The establishment of a number of water companies across the country has contributed immensely to easing the provision of water to the people.
Almost every county has its own company, and its operation as a separate entity enables the resources meant for and generated from water services to be used solely to expand and improve this.
In the past, under the county councils, revenue from water ended up being used to even pay salaries, at the expense of the vital duty of the then water departments.
The arrival of these companies is a model that has shown great potential. However, not all the water firms that dot the country today have performed to expectations. This is what has led to the increasing clamour for the government to take back water services.
It’s not entirely necessary as the water firms that have been efficiently managed have improved services to customers and can only get better if any shortcomings are fixed.
But as has become evident even in the health sector, perhaps the devolution of these vital services should not have been rushed before the counties built adequate capacity.
It is also crucial for the national government, which has much more resources at its disposal, to take charge of the huge projects in the water sector.
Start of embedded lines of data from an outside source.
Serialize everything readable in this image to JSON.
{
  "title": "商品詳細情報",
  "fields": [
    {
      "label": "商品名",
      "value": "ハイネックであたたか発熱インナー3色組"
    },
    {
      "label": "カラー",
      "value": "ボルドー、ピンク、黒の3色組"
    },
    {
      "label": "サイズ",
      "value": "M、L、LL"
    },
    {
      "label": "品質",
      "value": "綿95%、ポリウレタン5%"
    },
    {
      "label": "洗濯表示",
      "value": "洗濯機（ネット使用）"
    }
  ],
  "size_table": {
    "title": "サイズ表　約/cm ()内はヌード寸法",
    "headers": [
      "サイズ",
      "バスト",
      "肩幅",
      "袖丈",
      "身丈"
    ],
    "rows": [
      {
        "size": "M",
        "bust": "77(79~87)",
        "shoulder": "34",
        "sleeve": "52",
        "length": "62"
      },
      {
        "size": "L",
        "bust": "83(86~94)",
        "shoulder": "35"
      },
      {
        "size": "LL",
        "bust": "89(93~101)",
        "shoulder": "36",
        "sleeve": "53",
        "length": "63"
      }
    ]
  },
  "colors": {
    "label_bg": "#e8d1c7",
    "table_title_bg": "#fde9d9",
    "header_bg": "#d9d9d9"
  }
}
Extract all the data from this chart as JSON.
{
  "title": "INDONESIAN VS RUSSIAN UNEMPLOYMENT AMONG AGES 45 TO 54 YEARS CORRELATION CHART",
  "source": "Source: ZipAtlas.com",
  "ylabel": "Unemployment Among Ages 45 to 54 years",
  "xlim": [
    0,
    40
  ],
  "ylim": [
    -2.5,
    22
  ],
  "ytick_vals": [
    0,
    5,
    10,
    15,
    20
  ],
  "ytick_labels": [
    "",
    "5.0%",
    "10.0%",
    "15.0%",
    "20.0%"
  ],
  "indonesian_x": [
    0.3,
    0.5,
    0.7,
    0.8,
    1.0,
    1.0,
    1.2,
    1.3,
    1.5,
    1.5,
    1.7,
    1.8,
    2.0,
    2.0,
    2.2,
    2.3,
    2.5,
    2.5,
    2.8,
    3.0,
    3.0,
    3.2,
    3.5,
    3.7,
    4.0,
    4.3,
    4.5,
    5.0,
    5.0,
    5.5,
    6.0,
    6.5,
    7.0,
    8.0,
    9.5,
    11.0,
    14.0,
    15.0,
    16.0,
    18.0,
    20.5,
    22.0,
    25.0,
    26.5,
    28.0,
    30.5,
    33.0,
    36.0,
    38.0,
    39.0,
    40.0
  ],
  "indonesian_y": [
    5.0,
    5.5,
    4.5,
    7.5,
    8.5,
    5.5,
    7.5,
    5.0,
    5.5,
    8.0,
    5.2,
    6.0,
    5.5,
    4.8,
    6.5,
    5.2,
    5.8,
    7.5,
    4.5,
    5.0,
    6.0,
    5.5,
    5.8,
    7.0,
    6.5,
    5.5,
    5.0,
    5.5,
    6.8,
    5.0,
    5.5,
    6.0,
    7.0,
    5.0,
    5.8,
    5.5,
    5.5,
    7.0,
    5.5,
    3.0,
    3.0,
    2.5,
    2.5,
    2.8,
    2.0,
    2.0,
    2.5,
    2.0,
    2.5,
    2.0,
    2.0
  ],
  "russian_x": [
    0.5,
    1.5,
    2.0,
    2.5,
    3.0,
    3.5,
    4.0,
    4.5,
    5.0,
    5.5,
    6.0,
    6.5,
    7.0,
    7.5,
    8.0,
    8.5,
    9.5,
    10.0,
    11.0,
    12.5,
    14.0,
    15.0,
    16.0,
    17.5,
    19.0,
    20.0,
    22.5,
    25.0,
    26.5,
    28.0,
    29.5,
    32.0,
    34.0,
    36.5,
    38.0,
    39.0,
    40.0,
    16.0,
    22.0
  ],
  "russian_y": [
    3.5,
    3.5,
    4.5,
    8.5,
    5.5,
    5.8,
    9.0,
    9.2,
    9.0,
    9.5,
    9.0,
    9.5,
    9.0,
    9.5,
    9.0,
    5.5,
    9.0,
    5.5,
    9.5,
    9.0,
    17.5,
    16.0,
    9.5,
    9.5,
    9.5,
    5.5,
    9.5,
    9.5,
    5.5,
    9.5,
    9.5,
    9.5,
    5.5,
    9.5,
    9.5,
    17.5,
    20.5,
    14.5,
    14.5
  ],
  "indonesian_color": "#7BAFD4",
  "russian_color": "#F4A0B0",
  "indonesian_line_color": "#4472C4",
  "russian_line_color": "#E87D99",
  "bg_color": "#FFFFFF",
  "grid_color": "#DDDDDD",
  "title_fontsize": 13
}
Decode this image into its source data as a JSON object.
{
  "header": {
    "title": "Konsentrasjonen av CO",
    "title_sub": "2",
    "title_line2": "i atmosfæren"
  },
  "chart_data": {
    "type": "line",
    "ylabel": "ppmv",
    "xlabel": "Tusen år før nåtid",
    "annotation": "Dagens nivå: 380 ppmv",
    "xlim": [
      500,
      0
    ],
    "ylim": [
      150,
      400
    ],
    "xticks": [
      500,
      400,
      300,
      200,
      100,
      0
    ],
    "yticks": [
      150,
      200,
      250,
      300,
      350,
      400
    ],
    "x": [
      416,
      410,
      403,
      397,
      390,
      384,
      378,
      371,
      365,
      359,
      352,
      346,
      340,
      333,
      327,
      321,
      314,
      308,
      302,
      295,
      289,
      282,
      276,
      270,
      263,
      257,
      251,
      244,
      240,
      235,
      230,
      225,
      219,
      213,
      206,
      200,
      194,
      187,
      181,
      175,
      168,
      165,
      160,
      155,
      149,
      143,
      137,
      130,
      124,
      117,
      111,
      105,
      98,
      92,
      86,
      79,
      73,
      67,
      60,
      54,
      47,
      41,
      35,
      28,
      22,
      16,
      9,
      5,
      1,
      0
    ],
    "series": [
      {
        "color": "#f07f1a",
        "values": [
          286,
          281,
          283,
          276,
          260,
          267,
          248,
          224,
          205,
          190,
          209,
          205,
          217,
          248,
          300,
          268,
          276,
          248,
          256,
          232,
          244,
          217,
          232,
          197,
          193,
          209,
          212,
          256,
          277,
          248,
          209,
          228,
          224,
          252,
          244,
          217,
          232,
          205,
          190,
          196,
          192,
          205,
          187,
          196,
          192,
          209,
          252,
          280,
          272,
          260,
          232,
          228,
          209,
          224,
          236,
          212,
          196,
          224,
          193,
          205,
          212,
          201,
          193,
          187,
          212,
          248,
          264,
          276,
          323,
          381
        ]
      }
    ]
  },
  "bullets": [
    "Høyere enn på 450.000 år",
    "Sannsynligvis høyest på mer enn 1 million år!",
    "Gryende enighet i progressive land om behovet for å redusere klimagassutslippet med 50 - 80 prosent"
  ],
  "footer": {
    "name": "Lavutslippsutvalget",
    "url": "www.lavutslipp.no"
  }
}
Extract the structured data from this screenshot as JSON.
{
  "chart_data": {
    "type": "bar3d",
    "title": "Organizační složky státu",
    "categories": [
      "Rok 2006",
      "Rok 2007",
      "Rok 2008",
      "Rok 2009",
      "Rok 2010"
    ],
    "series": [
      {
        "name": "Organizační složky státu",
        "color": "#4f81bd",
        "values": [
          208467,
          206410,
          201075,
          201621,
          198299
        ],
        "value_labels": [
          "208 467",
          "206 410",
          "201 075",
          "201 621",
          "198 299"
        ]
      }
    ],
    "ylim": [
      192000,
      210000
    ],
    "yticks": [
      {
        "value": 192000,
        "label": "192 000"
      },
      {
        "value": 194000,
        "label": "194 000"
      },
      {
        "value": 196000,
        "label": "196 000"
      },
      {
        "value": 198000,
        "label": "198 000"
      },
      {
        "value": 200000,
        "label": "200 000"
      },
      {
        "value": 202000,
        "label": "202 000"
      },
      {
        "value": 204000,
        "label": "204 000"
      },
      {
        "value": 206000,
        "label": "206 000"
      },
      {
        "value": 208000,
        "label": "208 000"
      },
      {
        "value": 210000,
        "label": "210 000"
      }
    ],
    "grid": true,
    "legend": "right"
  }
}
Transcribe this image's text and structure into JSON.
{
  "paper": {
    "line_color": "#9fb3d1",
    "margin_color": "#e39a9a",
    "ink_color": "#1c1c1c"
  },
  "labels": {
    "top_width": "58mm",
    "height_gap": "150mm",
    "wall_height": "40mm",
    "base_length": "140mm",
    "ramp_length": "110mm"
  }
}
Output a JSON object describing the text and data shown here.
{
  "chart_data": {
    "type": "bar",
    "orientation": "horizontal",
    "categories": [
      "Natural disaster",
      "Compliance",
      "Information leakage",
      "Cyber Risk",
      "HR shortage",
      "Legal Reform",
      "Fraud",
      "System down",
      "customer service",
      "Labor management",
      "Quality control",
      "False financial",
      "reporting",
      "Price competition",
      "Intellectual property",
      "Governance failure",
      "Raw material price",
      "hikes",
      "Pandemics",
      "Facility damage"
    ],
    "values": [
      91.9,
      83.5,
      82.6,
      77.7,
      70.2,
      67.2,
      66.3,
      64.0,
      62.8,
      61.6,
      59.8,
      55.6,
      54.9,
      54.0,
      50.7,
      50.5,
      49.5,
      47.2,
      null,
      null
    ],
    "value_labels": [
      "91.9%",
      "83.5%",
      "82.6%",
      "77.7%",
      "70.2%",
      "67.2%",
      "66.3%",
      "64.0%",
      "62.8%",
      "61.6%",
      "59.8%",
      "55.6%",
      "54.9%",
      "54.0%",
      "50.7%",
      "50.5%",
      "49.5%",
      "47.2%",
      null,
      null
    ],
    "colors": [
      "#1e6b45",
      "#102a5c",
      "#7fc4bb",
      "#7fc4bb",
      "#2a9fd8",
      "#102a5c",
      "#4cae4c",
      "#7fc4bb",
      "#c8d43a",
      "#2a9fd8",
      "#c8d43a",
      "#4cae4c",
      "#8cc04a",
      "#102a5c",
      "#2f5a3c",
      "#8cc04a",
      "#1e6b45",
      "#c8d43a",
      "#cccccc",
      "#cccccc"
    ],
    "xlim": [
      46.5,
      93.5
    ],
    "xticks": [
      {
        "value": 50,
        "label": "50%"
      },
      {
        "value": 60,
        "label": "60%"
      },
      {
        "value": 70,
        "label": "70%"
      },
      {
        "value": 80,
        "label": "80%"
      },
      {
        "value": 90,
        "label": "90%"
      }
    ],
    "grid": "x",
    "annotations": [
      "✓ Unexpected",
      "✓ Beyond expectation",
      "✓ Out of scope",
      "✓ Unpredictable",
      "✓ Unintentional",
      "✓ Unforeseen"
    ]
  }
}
The national government has just taken over the management of bulk water systems and wastewater treatment plants in Nairobi.
This, of course, is a setback to Nairobi City Water and Sewerage Company — the biggest of the water firms — but the decision was not meant to spite it.
The national government is convinced that these facilities will be better managed by the Athi Water Works Development Agency.
If the aim is to have the government develop and maintain the bulky infrastructure to ease the operations of the various firms, then it makes sense.